L’été, je vends aux vacanciers mes trouvailles et les sculptures que je fais en hiver. J’installe tout ça sur une table en bois brut devant chez moi. Ils s’arrêtent par curiosité. Le temps est lié pour eux à l’achat, ils ne s’arrêtent pas s’ils n’ont pas d’argent. Ils le disent, et s’excusent même, en passant leur chemin, comme s’ils s’adressaient à quelqu’un qui tend la main. Ils n’imaginent pas que je puisse offrir mes objets à ceux qui s’arrêtent pour regarder, pour toucher, pour une question.
Ici, il y avait des poissons, des coraux, des coquillages. Les montagnes sont faites de leurs restes. À ceux qui disent que nous sommes des montagnards, je réponds qu’avant nous avions la mer. Je le prouve avec les poissons gravés sur le plat d’une pierre, l’empreinte d’une arête ou d’une valve d’huître.

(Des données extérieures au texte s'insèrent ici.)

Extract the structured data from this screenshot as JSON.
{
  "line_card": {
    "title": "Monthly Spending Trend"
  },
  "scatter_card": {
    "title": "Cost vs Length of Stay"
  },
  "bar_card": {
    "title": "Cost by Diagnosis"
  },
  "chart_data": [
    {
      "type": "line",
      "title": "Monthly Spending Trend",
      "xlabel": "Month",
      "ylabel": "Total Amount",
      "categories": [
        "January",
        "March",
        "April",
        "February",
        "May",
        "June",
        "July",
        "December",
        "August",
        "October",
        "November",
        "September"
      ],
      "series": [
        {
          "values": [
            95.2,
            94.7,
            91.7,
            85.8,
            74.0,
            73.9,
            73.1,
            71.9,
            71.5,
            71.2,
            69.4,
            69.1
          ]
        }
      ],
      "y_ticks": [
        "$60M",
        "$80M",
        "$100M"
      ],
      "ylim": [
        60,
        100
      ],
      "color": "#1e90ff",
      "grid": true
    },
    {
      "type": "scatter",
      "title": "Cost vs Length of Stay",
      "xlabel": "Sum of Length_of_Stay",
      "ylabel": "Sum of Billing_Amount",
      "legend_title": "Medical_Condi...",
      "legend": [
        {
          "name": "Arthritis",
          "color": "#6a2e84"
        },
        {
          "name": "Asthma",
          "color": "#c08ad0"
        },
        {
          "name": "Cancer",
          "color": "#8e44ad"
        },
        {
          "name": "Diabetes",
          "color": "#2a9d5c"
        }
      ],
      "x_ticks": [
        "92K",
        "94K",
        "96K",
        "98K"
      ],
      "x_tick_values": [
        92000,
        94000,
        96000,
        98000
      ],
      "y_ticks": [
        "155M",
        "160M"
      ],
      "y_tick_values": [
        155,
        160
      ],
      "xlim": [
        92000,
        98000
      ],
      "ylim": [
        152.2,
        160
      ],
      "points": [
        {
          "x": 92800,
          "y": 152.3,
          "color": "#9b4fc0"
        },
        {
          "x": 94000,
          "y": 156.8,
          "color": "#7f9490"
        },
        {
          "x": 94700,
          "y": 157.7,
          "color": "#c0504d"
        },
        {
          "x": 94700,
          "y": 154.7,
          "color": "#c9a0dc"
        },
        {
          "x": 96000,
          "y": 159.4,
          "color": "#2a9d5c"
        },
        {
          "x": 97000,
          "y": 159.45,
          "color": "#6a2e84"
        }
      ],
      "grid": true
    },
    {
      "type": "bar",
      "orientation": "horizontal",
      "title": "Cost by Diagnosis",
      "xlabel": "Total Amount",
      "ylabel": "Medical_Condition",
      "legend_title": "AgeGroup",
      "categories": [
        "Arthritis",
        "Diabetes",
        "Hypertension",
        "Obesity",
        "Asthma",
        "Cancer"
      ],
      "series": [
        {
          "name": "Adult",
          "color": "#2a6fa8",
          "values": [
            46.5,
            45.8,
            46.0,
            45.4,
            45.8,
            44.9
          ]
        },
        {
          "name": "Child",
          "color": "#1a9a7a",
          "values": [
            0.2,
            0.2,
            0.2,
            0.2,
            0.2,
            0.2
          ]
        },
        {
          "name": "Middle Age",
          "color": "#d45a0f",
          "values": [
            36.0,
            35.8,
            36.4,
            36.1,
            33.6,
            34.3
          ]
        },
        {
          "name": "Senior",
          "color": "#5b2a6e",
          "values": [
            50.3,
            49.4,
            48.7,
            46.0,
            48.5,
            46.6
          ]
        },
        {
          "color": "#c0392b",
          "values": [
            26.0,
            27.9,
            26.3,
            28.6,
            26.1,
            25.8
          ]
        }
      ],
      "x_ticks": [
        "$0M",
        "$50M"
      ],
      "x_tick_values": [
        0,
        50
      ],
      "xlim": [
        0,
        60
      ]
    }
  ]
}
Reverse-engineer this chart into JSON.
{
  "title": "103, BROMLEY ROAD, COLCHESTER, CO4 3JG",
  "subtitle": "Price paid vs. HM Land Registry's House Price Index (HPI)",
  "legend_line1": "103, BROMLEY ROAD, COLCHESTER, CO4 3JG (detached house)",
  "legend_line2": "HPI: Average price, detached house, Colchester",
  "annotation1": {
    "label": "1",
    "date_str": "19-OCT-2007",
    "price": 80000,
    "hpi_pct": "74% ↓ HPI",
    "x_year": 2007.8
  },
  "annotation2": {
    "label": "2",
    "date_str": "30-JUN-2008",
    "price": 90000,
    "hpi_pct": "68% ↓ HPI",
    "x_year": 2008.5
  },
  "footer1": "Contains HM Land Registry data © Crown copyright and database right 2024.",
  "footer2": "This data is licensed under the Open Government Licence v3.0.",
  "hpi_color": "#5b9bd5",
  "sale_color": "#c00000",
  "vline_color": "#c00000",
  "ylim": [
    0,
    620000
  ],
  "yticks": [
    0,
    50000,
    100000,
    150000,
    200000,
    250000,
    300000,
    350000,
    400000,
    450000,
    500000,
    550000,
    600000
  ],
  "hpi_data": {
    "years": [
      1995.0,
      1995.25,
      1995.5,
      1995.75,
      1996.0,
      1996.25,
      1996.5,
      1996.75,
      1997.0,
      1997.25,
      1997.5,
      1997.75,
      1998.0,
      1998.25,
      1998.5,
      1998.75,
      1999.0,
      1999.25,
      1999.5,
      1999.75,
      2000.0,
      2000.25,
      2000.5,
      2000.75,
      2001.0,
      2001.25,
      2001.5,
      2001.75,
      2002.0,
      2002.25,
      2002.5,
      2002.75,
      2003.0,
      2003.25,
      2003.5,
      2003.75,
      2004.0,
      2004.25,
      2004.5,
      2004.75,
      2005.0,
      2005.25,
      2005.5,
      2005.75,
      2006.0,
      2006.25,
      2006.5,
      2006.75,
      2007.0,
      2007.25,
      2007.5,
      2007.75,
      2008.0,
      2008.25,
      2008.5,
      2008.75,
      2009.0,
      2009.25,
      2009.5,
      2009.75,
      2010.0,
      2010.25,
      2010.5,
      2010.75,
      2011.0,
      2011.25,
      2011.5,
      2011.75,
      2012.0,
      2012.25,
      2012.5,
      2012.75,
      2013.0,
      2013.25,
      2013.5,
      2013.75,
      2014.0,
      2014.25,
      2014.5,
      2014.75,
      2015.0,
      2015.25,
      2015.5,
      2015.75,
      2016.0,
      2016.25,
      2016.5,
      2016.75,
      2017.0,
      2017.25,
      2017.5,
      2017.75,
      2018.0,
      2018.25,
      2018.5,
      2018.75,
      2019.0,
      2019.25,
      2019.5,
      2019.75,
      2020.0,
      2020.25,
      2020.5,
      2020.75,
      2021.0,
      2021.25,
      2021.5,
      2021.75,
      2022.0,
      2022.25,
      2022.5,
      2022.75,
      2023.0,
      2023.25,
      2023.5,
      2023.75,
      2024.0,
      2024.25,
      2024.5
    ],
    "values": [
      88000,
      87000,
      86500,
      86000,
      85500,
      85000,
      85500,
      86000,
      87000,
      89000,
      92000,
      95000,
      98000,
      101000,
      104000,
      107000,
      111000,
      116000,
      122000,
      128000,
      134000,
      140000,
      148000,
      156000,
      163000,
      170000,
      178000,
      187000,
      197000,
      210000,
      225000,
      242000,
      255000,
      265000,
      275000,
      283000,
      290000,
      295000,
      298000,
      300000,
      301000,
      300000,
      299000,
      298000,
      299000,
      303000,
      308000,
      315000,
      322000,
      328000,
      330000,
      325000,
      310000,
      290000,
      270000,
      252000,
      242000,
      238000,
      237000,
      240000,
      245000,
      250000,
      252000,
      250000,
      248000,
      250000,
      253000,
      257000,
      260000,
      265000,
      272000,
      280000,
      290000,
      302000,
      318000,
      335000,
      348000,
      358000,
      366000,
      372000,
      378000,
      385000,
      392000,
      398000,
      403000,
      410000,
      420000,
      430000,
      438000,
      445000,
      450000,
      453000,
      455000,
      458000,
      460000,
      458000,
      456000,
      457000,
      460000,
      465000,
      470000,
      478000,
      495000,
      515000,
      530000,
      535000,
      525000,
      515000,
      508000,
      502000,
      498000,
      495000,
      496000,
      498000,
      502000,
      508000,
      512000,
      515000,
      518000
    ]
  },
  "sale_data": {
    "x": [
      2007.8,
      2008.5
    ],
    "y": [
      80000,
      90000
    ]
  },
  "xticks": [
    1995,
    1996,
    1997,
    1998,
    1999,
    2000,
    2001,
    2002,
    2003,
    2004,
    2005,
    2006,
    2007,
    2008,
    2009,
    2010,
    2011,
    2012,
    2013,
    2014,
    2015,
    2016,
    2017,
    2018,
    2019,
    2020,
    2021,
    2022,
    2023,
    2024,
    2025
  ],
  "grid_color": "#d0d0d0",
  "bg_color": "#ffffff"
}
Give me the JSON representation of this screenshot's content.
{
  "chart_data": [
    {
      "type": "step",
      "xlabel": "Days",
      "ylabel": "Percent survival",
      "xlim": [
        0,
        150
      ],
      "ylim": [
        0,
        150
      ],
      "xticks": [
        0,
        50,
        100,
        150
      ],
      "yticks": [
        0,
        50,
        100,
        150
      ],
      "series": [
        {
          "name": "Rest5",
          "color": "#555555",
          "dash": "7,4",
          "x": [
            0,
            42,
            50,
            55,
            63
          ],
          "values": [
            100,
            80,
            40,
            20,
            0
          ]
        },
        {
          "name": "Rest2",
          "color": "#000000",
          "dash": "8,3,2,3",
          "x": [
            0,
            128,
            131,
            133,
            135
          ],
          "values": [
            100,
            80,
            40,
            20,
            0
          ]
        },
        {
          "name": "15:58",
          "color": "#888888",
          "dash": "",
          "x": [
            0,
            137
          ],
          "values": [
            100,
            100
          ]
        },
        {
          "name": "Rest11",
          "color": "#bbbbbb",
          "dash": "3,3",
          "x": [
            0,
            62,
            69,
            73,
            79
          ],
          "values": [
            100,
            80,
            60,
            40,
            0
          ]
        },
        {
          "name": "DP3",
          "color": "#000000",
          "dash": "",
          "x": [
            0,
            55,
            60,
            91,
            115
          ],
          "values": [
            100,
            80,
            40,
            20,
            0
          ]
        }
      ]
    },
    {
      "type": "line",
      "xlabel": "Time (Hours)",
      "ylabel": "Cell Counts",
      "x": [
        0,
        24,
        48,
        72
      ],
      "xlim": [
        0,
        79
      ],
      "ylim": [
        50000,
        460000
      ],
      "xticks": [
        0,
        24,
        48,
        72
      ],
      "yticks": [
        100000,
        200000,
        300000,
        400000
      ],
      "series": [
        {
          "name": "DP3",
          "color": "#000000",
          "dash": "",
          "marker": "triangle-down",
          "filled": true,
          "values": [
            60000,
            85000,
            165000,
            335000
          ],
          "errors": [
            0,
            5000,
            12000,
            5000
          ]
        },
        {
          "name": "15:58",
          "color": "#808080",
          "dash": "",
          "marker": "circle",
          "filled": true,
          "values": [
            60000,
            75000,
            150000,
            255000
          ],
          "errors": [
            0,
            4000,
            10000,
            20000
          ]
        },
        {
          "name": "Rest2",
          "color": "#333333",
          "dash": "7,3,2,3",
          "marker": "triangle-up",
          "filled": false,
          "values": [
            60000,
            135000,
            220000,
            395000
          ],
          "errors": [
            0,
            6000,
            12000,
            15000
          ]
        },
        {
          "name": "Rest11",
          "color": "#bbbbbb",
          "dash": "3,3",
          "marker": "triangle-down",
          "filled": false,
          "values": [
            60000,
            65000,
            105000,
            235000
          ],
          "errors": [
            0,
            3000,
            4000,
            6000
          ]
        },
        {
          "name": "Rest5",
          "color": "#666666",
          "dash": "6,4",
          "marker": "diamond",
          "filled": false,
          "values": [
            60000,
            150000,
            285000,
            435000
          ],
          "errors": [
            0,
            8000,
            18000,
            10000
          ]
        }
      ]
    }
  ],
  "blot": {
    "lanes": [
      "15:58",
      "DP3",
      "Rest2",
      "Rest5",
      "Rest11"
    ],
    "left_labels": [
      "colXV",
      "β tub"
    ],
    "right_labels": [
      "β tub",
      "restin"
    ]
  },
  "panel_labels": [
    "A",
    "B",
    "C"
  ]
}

Je fais prendre l’air aussi à mes bouquins, je les offre en lecture, je fais office de bibliothèque municipale qui n’existe pas.
Les livres m’ont servi à connaître le monde, la diversité des personnes, qui sont rares dans le coin. Compacts contre la paroi au nord, ils gardent la maison au chaud.
Erri De Luca.
La nature exposée.
Gallimard, 2017.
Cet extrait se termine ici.